While many PICTs have implemented various COVID-19 vaccine certification and required documents for travel, creating a digital one stop shop for information related to a person’s vaccine status, COVID-19 laboratory results and proof of recovery will facilitate seamless travel and border control.
A regionally recognised certificate, would help business and tourism travel within the Pacific region recover, while also lowering the barriers for the return of global tourists, which represent a major part of the Pacific economy.

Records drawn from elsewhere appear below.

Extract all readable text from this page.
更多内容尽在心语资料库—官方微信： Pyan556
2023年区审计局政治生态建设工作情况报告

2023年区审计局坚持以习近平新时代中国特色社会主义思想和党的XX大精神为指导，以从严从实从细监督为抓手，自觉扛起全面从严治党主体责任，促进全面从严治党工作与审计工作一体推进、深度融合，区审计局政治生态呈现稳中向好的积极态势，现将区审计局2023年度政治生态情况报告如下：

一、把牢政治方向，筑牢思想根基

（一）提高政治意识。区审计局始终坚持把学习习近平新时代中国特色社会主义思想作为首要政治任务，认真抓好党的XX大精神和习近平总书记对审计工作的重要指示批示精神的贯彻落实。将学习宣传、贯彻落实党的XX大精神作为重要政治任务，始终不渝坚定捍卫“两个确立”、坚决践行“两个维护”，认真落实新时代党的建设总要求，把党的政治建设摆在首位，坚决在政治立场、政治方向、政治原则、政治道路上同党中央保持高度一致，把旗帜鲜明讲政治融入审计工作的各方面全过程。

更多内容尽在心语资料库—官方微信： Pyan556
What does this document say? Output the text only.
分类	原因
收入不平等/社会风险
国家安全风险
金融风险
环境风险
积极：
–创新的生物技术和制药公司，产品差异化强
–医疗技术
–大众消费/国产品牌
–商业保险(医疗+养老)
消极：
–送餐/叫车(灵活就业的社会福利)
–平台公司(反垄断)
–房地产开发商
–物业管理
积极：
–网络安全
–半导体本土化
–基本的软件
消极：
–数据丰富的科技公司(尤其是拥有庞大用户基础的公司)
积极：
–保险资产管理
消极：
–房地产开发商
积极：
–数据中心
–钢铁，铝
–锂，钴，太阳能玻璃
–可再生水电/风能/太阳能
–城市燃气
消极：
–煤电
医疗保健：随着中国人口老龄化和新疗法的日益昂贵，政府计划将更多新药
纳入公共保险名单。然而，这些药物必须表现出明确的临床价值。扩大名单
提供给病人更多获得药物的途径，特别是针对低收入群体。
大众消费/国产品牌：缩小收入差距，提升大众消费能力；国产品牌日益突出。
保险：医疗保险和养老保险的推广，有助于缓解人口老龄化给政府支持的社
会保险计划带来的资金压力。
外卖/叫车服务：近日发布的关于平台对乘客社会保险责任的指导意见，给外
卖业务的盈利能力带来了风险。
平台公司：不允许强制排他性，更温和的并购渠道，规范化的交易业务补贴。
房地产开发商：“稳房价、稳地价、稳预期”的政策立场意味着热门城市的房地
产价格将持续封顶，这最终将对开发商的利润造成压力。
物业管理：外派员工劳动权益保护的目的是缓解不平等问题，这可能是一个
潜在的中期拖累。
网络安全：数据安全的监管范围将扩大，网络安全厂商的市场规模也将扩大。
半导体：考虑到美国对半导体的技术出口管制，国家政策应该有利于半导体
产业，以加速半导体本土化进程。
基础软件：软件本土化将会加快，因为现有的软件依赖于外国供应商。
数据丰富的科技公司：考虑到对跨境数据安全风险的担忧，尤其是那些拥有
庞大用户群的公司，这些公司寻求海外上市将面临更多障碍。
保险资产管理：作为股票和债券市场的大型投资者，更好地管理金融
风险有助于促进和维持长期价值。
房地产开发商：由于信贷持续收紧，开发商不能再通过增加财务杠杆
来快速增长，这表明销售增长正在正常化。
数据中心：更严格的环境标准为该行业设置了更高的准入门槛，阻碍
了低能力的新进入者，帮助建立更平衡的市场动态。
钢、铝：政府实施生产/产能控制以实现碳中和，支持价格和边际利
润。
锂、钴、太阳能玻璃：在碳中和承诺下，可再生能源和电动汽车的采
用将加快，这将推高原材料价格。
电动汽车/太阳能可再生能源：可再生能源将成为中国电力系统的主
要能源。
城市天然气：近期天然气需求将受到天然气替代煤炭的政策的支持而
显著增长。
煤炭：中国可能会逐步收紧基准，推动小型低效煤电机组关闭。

However, the wide-ranging levels of internet connectivity, ICT infrastructure and digital health maturity across the Pacific represent significant challenges to seeing the vision come to light.
Bearing this in mind, Sunia Soakai, Deputy Director for the Pacific Community’s (SPC) Public Health Division, said PICTs will need to work collaboratively and quickly to find a solution, “The will is there, and the benefits are obvious. Our job now is to find a way to make it happen which aligns with global standards and ensures that the COVID-19 certificates are ethical, reliable, and internationally accepted.”
SPC is currently working with World Health Organisation in collaboration with a Technical Working Group and the information technology organisation Accenture, to develop a COVID-19 vaccination certification solution for cross border travel in the region through a proposed regional protocol agreement.
A series of workshops have been designed to deliberate on the legalities, policies, ethics, and technical composition of what COVID-19 vaccine certificates will mean for the Pacific Region.
These workshops will be attended by health, immigration and customs, civil and maritime transport authorities, police and border services, labour, tourism, foreign affairs, trade and industry, and economic development. Public stakeholders include the general public and concerned interest groups, members of the national chamber of commerce, overseas labour agencies, the tourism and travel associations.